Cette couverture-ci, due à Mad Youri, sera plus “assortie” à la charte visuelle de la série.Série qui se poursuivra, dès l’automne, avec Gridlock Coda.
Cette partie de la Geste se déclinera en (minimum) deux volumes ; le premier étant terminé, et le second en chantier. C’est l’incertitude sur sa longueur qui m’incite à avancer un prudent “deux volumes… minimum“.

Il est souvent compliqué d’attribuer un opus, dans la Trame, à tel ou tel cycle, tant les croisements sont multiples. Dans le cas d’Hanami Sonata et des(s) Gridlock la présence des Fays pourrait les qualifier d’office pour faire partie du Dit de Frontier. Mais si les Fays (et au premier chef Crescent, Jay, Walk, Priest, Faol, Sealed, Smoke, Flake et Anis) y tiennent un rôle majeur, l’axe principal reste toutefois le Japon, l’Asie, et la lignée de Seppen. Le choix, alors, n’était pas si difficile à faire. Mais des éléments capitaux concernant les Premiers se trouvent effectivement dans cette série, et nulle part ailleurs.

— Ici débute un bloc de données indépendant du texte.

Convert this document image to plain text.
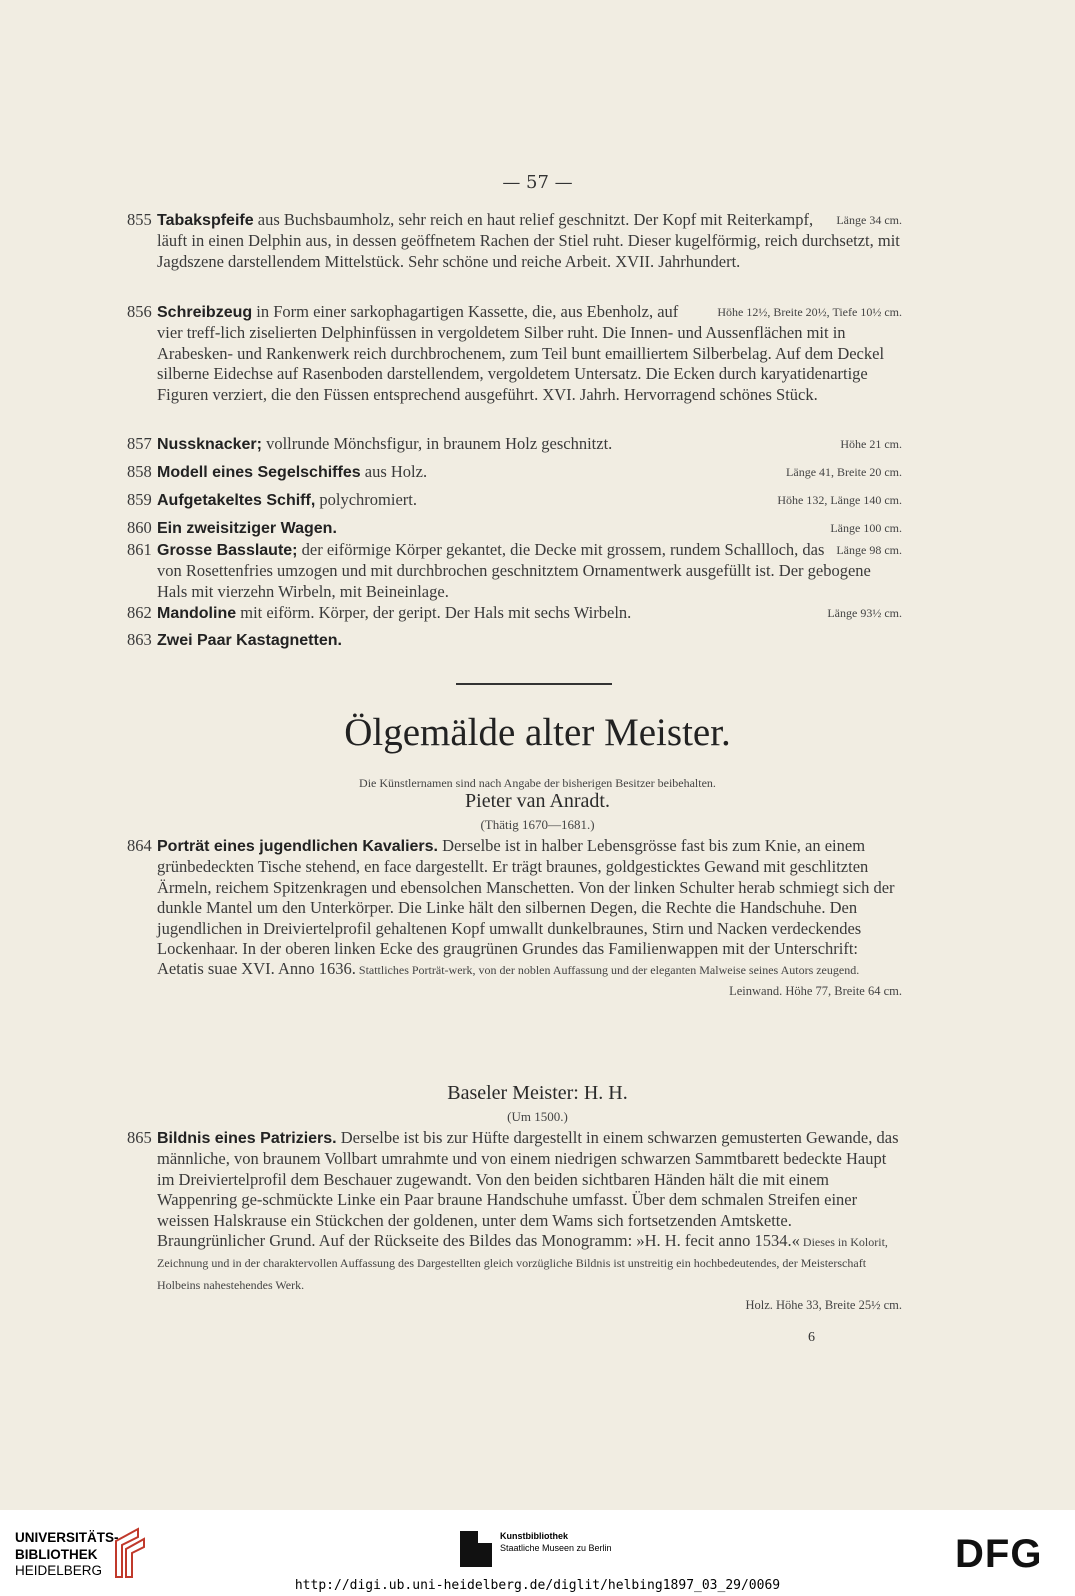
— 57 —
855	Länge 34 cm.
Tabakspfeife aus Buchsbaumholz, sehr reich en haut relief geschnitzt. Der Kopf mit Reiterkampf, läuft in einen Delphin aus, in dessen geöffnetem Rachen der Stiel ruht. Dieser kugelförmig, reich durchsetzt, mit Jagdszene darstellendem Mittelstück. Sehr schöne und reiche Arbeit. XVII. Jahrhundert.
856	Höhe 12½, Breite 20½, Tiefe 10½ cm.
Schreibzeug in Form einer sarkophagartigen Kassette, die, aus Ebenholz, auf vier treff-lich ziselierten Delphinfüssen in vergoldetem Silber ruht. Die Innen- und Aussenflächen mit in Arabesken- und Rankenwerk reich durchbrochenem, zum Teil bunt emailliertem Silberbelag. Auf dem Deckel silberne Eidechse auf Rasenboden darstellendem, vergoldetem Untersatz. Die Ecken durch karyatidenartige Figuren verziert, die den Füssen entsprechend ausgeführt. XVI. Jahrh. Hervorragend schönes Stück.
857	Höhe 21 cm.
Nussknacker; vollrunde Mönchsfigur, in braunem Holz geschnitzt.
858	Länge 41, Breite 20 cm.
Modell eines Segelschiffes aus Holz.
859	Höhe 132, Länge 140 cm.
Aufgetakeltes Schiff, polychromiert.
860	Länge 100 cm.
Ein zweisitziger Wagen.
861	Länge 98 cm.
Grosse Basslaute; der eiförmige Körper gekantet, die Decke mit grossem, rundem Schallloch, das von Rosettenfries umzogen und mit durchbrochen geschnitztem Ornamentwerk ausgefüllt ist. Der gebogene Hals mit vierzehn Wirbeln, mit Beineinlage.
862	Länge 93½ cm.
Mandoline mit eiförm. Körper, der geript. Der Hals mit sechs Wirbeln.
863 Zwei Paar Kastagnetten.
Ölgemälde alter Meister.
Die Künstlernamen sind nach Angabe der bisherigen Besitzer beibehalten.
Pieter van Anradt.
(Thätig 1670—1681.)
864 Porträt eines jugendlichen Kavaliers. Derselbe ist in halber Lebensgrösse fast bis zum Knie, an einem grünbedeckten Tische stehend, en face dargestellt. Er trägt braunes, goldgesticktes Gewand mit geschlitzten Ärmeln, reichem Spitzenkragen und ebensolchen Manschetten. Von der linken Schulter herab schmiegt sich der dunkle Mantel um den Unterkörper. Die Linke hält den silbernen Degen, die Rechte die Handschuhe. Den jugendlichen in Dreiviertelprofil gehaltenen Kopf umwallt dunkelbraunes, Stirn und Nacken verdeckendes Lockenhaar. In der oberen linken Ecke des graugrünen Grundes das Familienwappen mit der Unterschrift: Aetatis suae XVI. Anno 1636. Stattliches Porträt-werk, von der noblen Auffassung und der eleganten Malweise seines Autors zeugend.
Leinwand. Höhe 77, Breite 64 cm.
Baseler Meister: H. H.
(Um 1500.)
865 Bildnis eines Patriziers. Derselbe ist bis zur Hüfte dargestellt in einem schwarzen gemusterten Gewande, das männliche, von braunem Vollbart umrahmte und von einem niedrigen schwarzen Sammtbarett bedeckte Haupt im Dreiviertelprofil dem Beschauer zugewandt. Von den beiden sichtbaren Händen hält die mit einem Wappenring ge-schmückte Linke ein Paar braune Handschuhe umfasst. Über dem schmalen Streifen einer weissen Halskrause ein Stückchen der goldenen, unter dem Wams sich fortsetzenden Amtskette. Braungrünlicher Grund. Auf der Rückseite des Bildes das Monogramm: »H. H. fecit anno 1534.« Dieses in Kolorit, Zeichnung und in der charaktervollen Auffassung des Dargestellten gleich vorzügliche Bildnis ist unstreitig ein hochbedeutendes, der Meisterschaft Holbeins nahestehendes Werk.
Holz. Höhe 33, Breite 25½ cm.
6
UNIVERSITÄTS-
BIBLIOTHEK
HEIDELBERG
Kunstbibliothek
Staatliche Museen zu Berlin	DFG
http://digi.ub.uni-heidelberg.de/diglit/helbing1897_03_29/0069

Si Masshiro Ni nous ramènera aux racines d’un Japon fantasmatique, Gridlock Coda, hanté par les schémas d’un conte d’Andersen qui m’est particulièrement cher, déploiera sa scène dans les étages d’une réalité virtuelle qui n’a rien d’un jeu : le Grid. La modélisation de l’architecture informatique, aperçue dans “Différentes Couleurs”, “Le Maître de Kodo”, et (par la bande) dans “À bout de Course” (in Musiques de la Frontière).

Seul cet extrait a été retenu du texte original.